S. pneumoniae is responsible for many of the millions of cases of community-acquired pneumonia worldwide each year. Traditionally, researchers believed that a large portion of the pathogen, called β-galactosidase BgaA, was located on the bacterial cell surface simply to cleave host carbohydrates for nutritional purposes. But recently, a team led by Samantha J. King, PhD, principal investigator in the Center for Microbial Pathogenesis at Nationwide Children’s, discovered that the protein also played a role in adherence — binding the bacteria to host cells. This suggestion helped guide the team, toward a surprising discovery.
“We found the first evidence that a previously unstudied domain of the protein serves to bind carbohydrates on the surface of host epithelial cells,” says Dr. King, senior author on the paper, which was published in PLOS Pathogens. “This domain, called carbohydrate-binding molecule or CBM, is common among surface proteins, so our findings could also apply to a wide range of other infection-causing bacteria.”
Dr. King and her team believe that creating molecules that mimic either CBM or carbohydrates on the host cell could inhibit binding, colonization and eventual infection.
“Binding or bacterial adherence to the host cells is critical for infectious disease to take root,” says Anirudh K. Singh, PhD, a post-doctoral fellow in Dr. King’s lab and lead author on the study. “By verifying that interrupting the CBM mechanism leads to reduced binding, we identified a new avenue for therapeutic intervention. It’s a new paradigm for how scientists understand CBMs.”
Visualization techniques helped the researchers fine-tune their understanding of the CBM on the surface of S. pneumoniae and may also inform the design of therapies based on the concept of blocking the CBM from binding to host cells.
“If we know the structure of a pathogen’s surface and how it binds to a host cell — like a key to a lock — we can effectively create a sort of duplicate key,” Dr. Singh explains. “That way, when the bacteria try to adhere to a host cell, the lock is already filled and they have to move on. You can use molecules that are very similar to block the interaction.”
According to Dr. King, clinical therapies based on this blocked interaction are a long way off, however. The team’s tests were performed in cell lines and primary cells that included human lung cells, but a good in vivo animal model has yet to be found due to the human-specific nature of the S. pneumoniae pathogen.
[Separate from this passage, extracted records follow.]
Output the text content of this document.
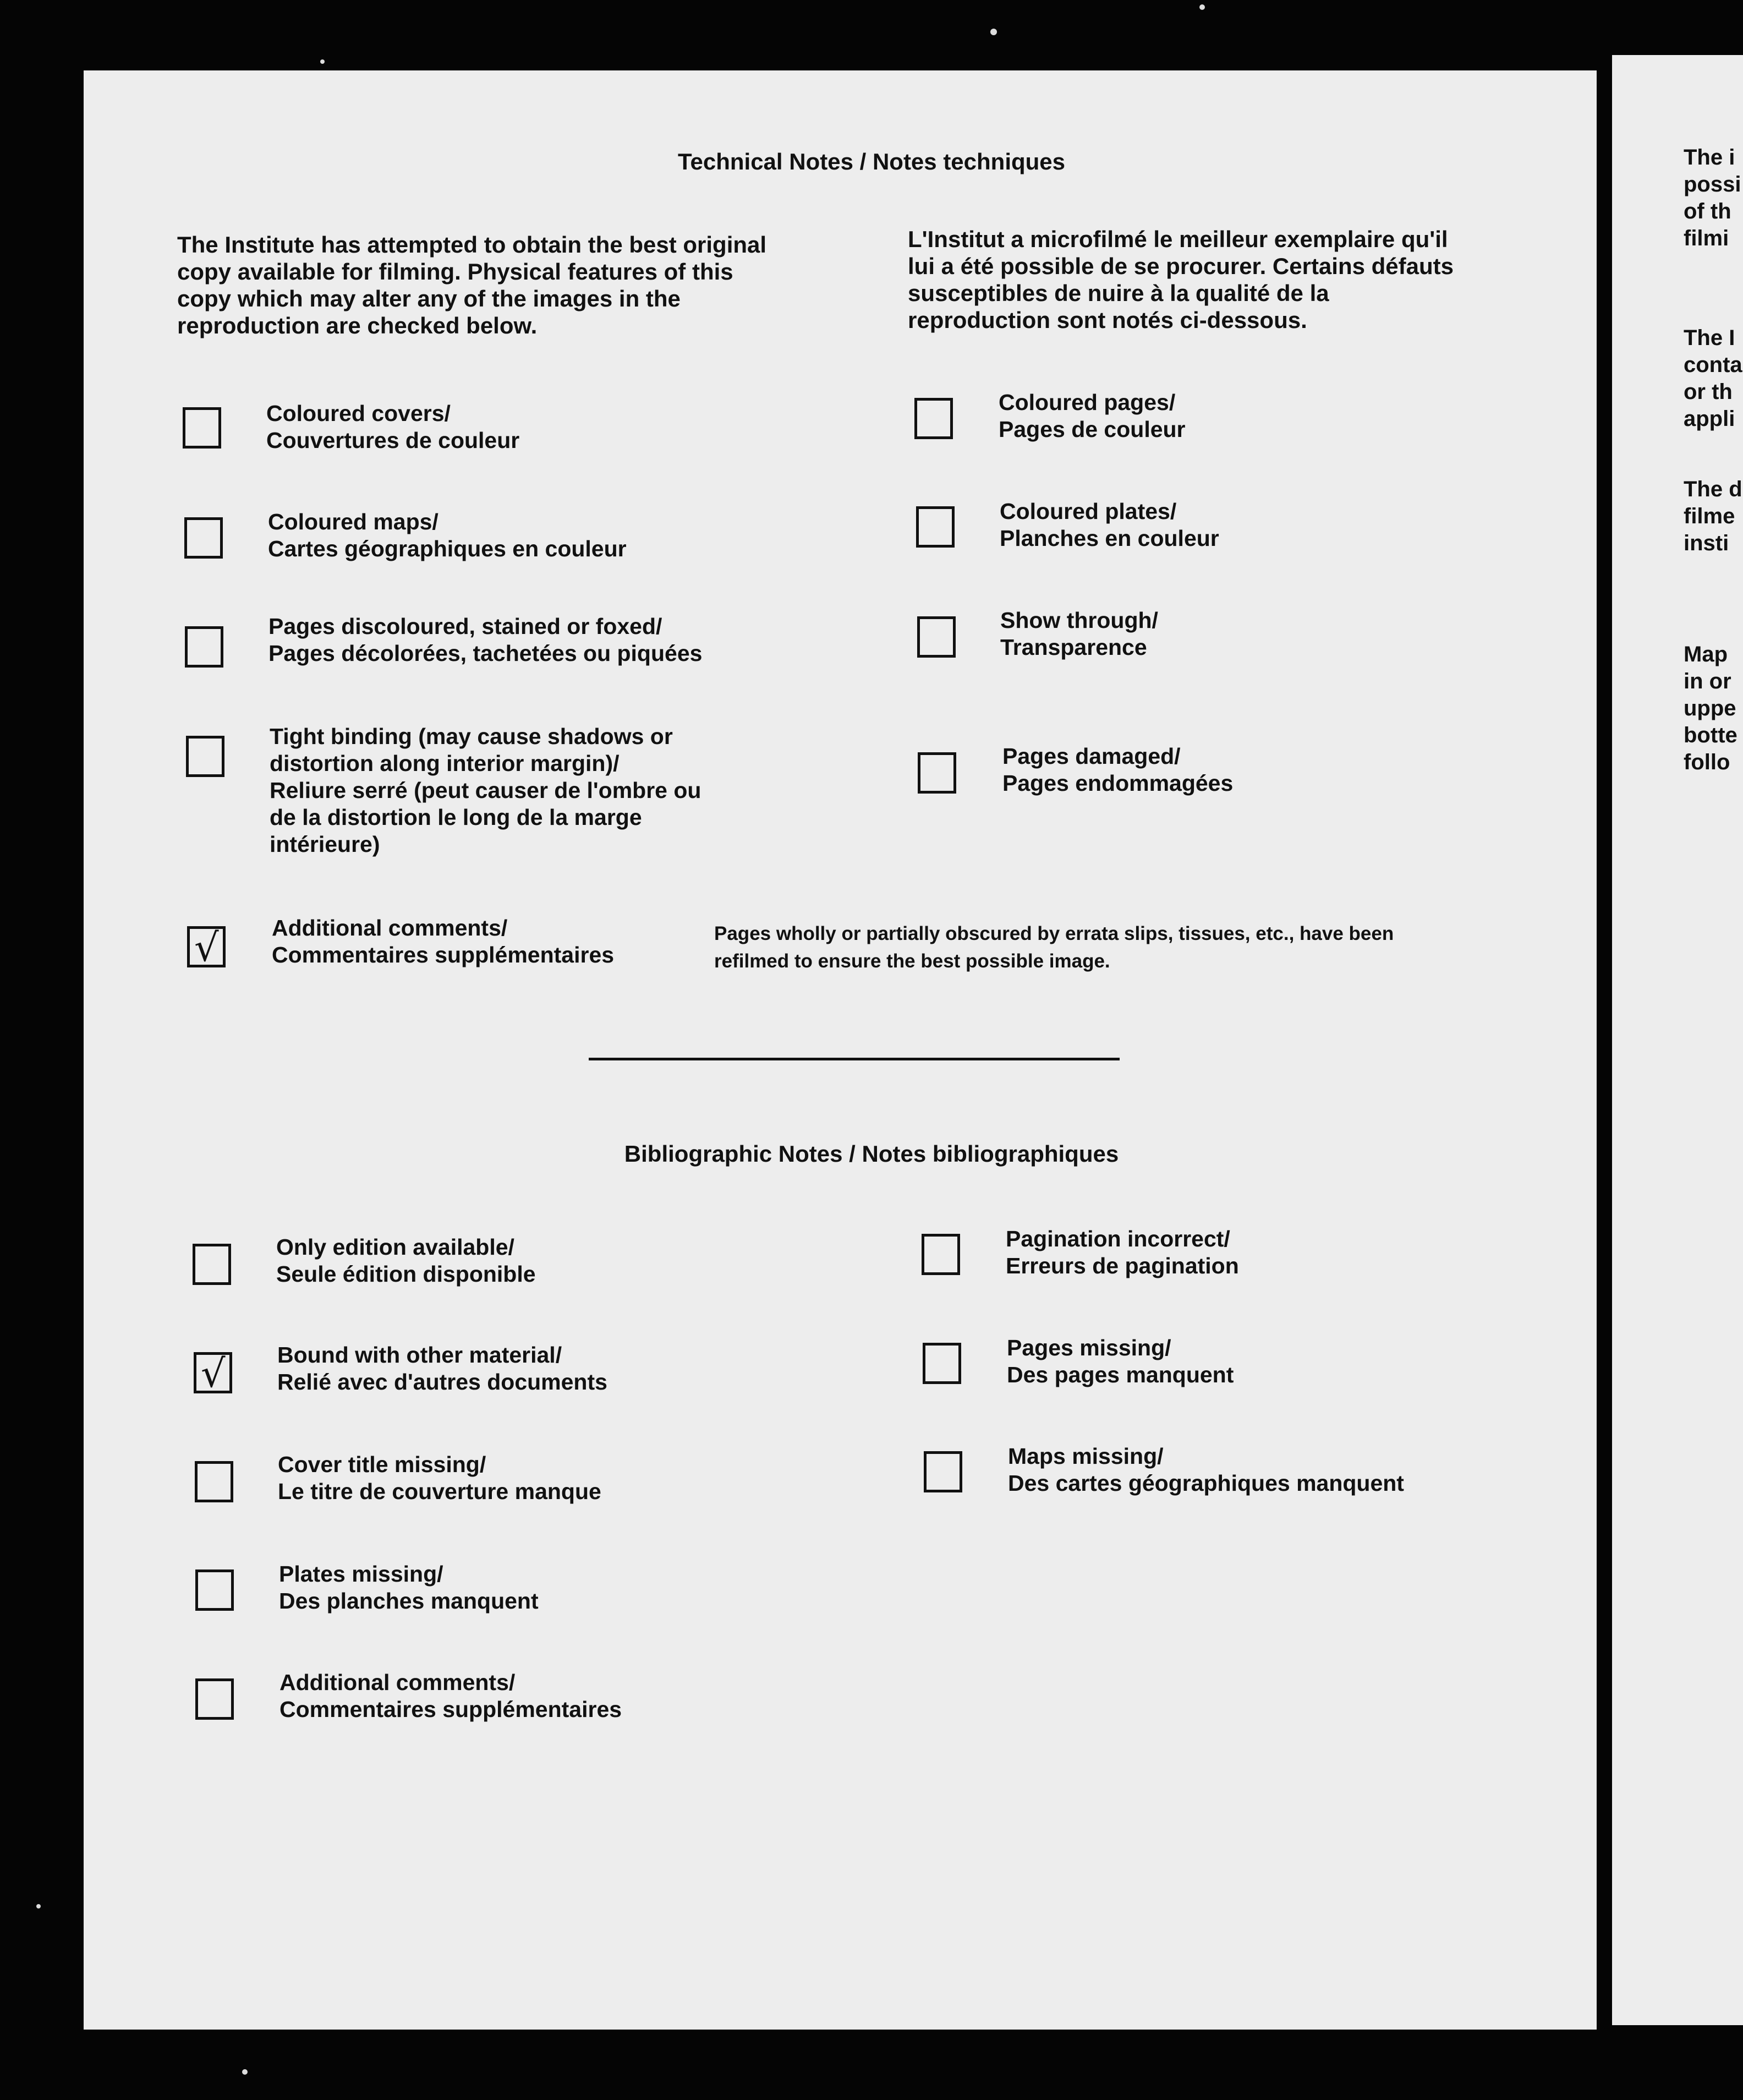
The i

possi

of th

filmi

The I

conta

or th

appli

The d

filme

insti

Map

in or

uppe

botte

follo

Technical Notes / Notes techniques

The Institute has attempted to obtain the best original copy available for filming. Physical features of this copy which may alter any of the images in the reproduction are checked below.

L'Institut a microfilmé le meilleur exemplaire qu'il lui a été possible de se procurer. Certains défauts susceptibles de nuire à la qualité de la reproduction sont notés ci-dessous.

Coloured covers/
Couvertures de couleur
Coloured maps/
Cartes géographiques en couleur
Pages discoloured, stained or foxed/
Pages décolorées, tachetées ou piquées
Tight binding (may cause shadows or
distortion along interior margin)/
Reliure serré (peut causer de l'ombre ou
de la distortion le long de la marge
intérieure)
√ Additional comments/
Commentaires supplémentaires
Pages wholly or partially obscured by errata slips, tissues, etc., have been refilmed to ensure the best possible image.
Coloured pages/
Pages de couleur
Coloured plates/
Planches en couleur
Show through/
Transparence
Pages damaged/
Pages endommagées
Bibliographic Notes / Notes bibliographiques
Only edition available/
Seule édition disponible
√ Bound with other material/
Relié avec d'autres documents
Cover title missing/
Le titre de couverture manque
Plates missing/
Des planches manquent
Additional comments/
Commentaires supplémentaires
Pagination incorrect/
Erreurs de pagination
Pages missing/
Des pages manquent
Maps missing/
Des cartes géographiques manquent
Furthermore, practical barriers, such as variations in the exact proteins and carbohydrates in play,may make it hard to target some strains of bacteria. These challenges may mean that other diseases will be the first to benefit from this initial research on Streptococcus pneumoniae.
“The therapeutic potential of blocking this mechanism of bacterial adherence is not restricted to pneumonia or pulmonary conditions,” Dr. King says. “We believe the bacteria that cause endocarditis, an infection in the heart, might actually be an easier target for inhibiting adherence in a clinically promising way.”
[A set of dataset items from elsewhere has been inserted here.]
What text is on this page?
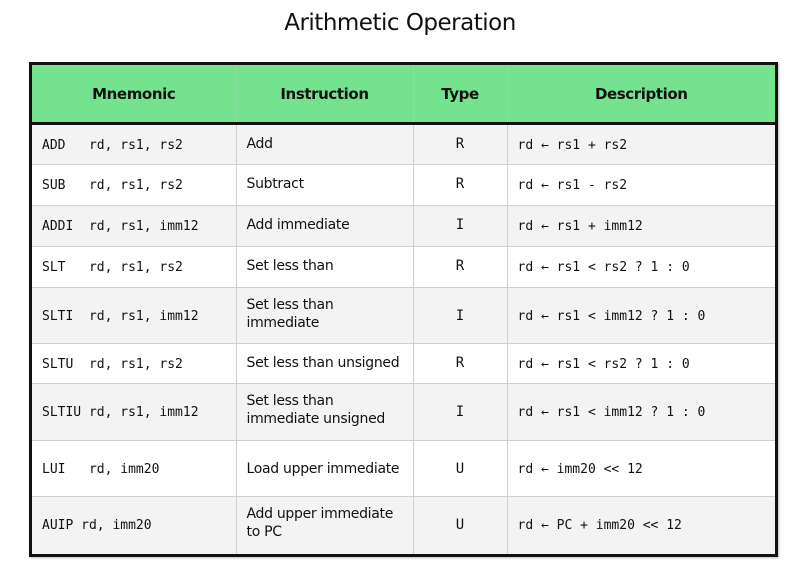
Arithmetic Operation
Mnemonic	Instruction	Type	Description
ADD   rd, rs1, rs2	Add	R	rd ← rs1 + rs2
SUB   rd, rs1, rs2	Subtract	R	rd ← rs1 - rs2
ADDI  rd, rs1, imm12	Add immediate	I	rd ← rs1 + imm12
SLT   rd, rs1, rs2	Set less than	R	rd ← rs1 < rs2 ? 1 : 0
SLTI  rd, rs1, imm12	Set less than immediate	I	rd ← rs1 < imm12 ? 1 : 0
SLTU  rd, rs1, rs2	Set less than unsigned	R	rd ← rs1 < rs2 ? 1 : 0
SLTIU rd, rs1, imm12	Set less than immediate unsigned	I	rd ← rs1 < imm12 ? 1 : 0
LUI   rd, imm20	Load upper immediate	U	rd ← imm20 << 12
AUIP rd, imm20	Add upper immediate to PC	U	rd ← PC + imm20 << 12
The team is currently working to patent a CBM that will block the adherence of bacteria that cause endocarditis. They have already determined that the technique is effective in cell lines and will be moving onto a rat model of the disease.
“S. pneumoniae may have given birth to this therapeutic concept, but the next round of advancements may have to take place with a species where this adherence mechanism can be modeled in vivo,” Dr. King says. “Ideally, this new approach to infectious disease therapeutics would come full circle and impact the treatment of community-acquired pneumonia.”
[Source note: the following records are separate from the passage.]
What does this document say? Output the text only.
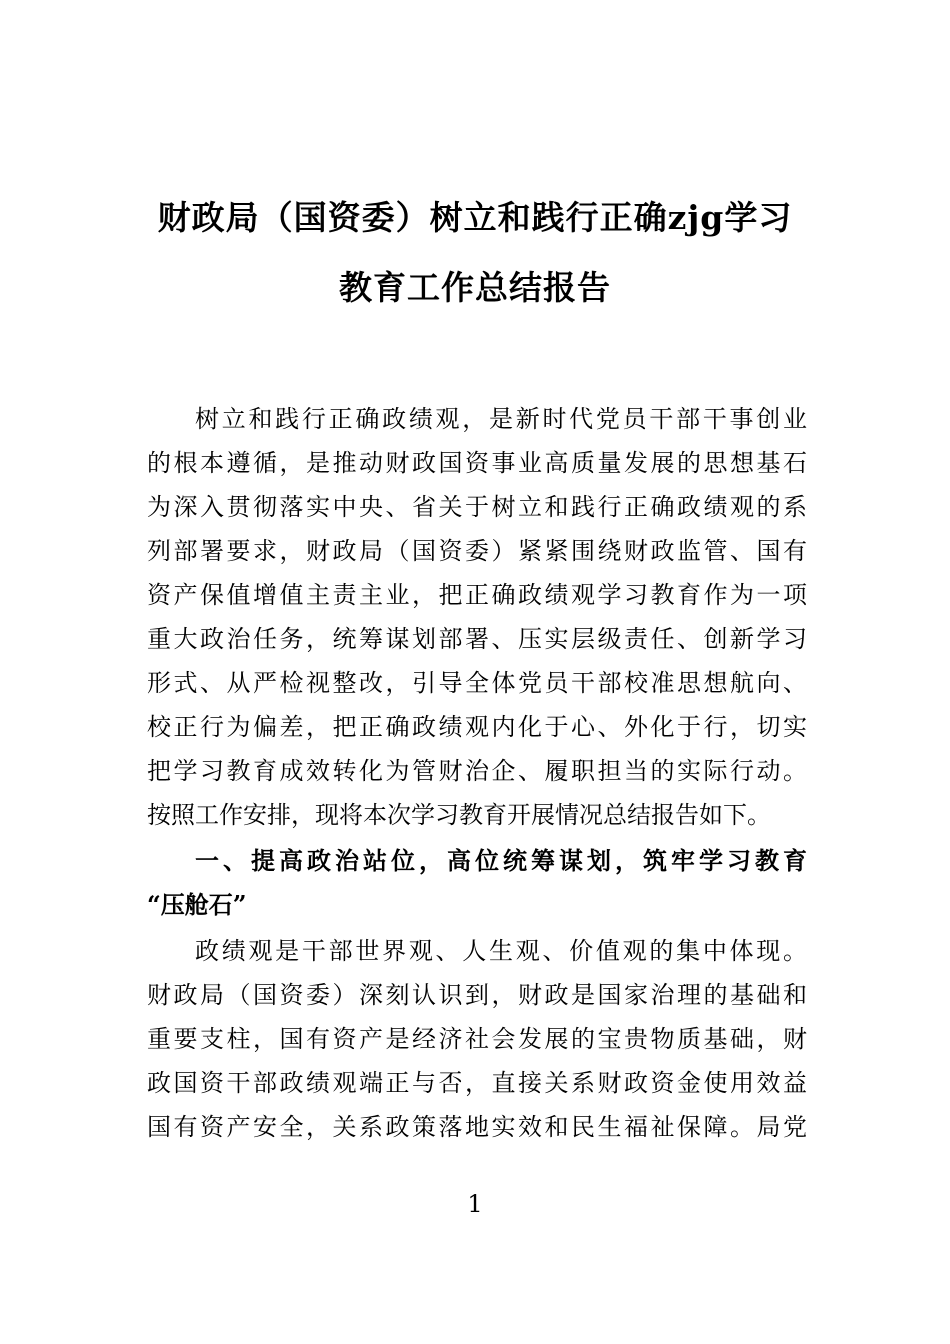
财政局（国资委）树立和践行正确zjg学习
教育工作总结报告
树立和践行正确政绩观，是新时代党员干部干事创业
的根本遵循，是推动财政国资事业高质量发展的思想基石
为深入贯彻落实中央、省关于树立和践行正确政绩观的系
列部署要求，财政局（国资委）紧紧围绕财政监管、国有
资产保值增值主责主业，把正确政绩观学习教育作为一项
重大政治任务，统筹谋划部署、压实层级责任、创新学习
形式、从严检视整改，引导全体党员干部校准思想航向、
校正行为偏差，把正确政绩观内化于心、外化于行，切实
把学习教育成效转化为管财治企、履职担当的实际行动。
按照工作安排，现将本次学习教育开展情况总结报告如下。
一、提高政治站位，高位统筹谋划，筑牢学习教育
“压舱石”
政绩观是干部世界观、人生观、价值观的集中体现。
财政局（国资委）深刻认识到，财政是国家治理的基础和
重要支柱，国有资产是经济社会发展的宝贵物质基础，财
政国资干部政绩观端正与否，直接关系财政资金使用效益
国有资产安全，关系政策落地实效和民生福祉保障。局党
1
Singh AK, Pluvinage B, Higgins MA, Dalia AB, Woodiga SA, Flynn M, Lloyd AR, Weiser JN, Stubbs KA, Boraston AB, King SJ. Unravelling the multiple functions of the architecturally intricate Streptococcus pneumoniae β-galactosidase, BgaA. PLoS Pathogens. 2014 Sep 11, 10(9):e1004364.
Wallihan R, Ramilo O. Community-acquired pneumonia in children: current challenges and future directions. The Journal of Infection. 2014 Nov, 69 Suppl 1:S87-90.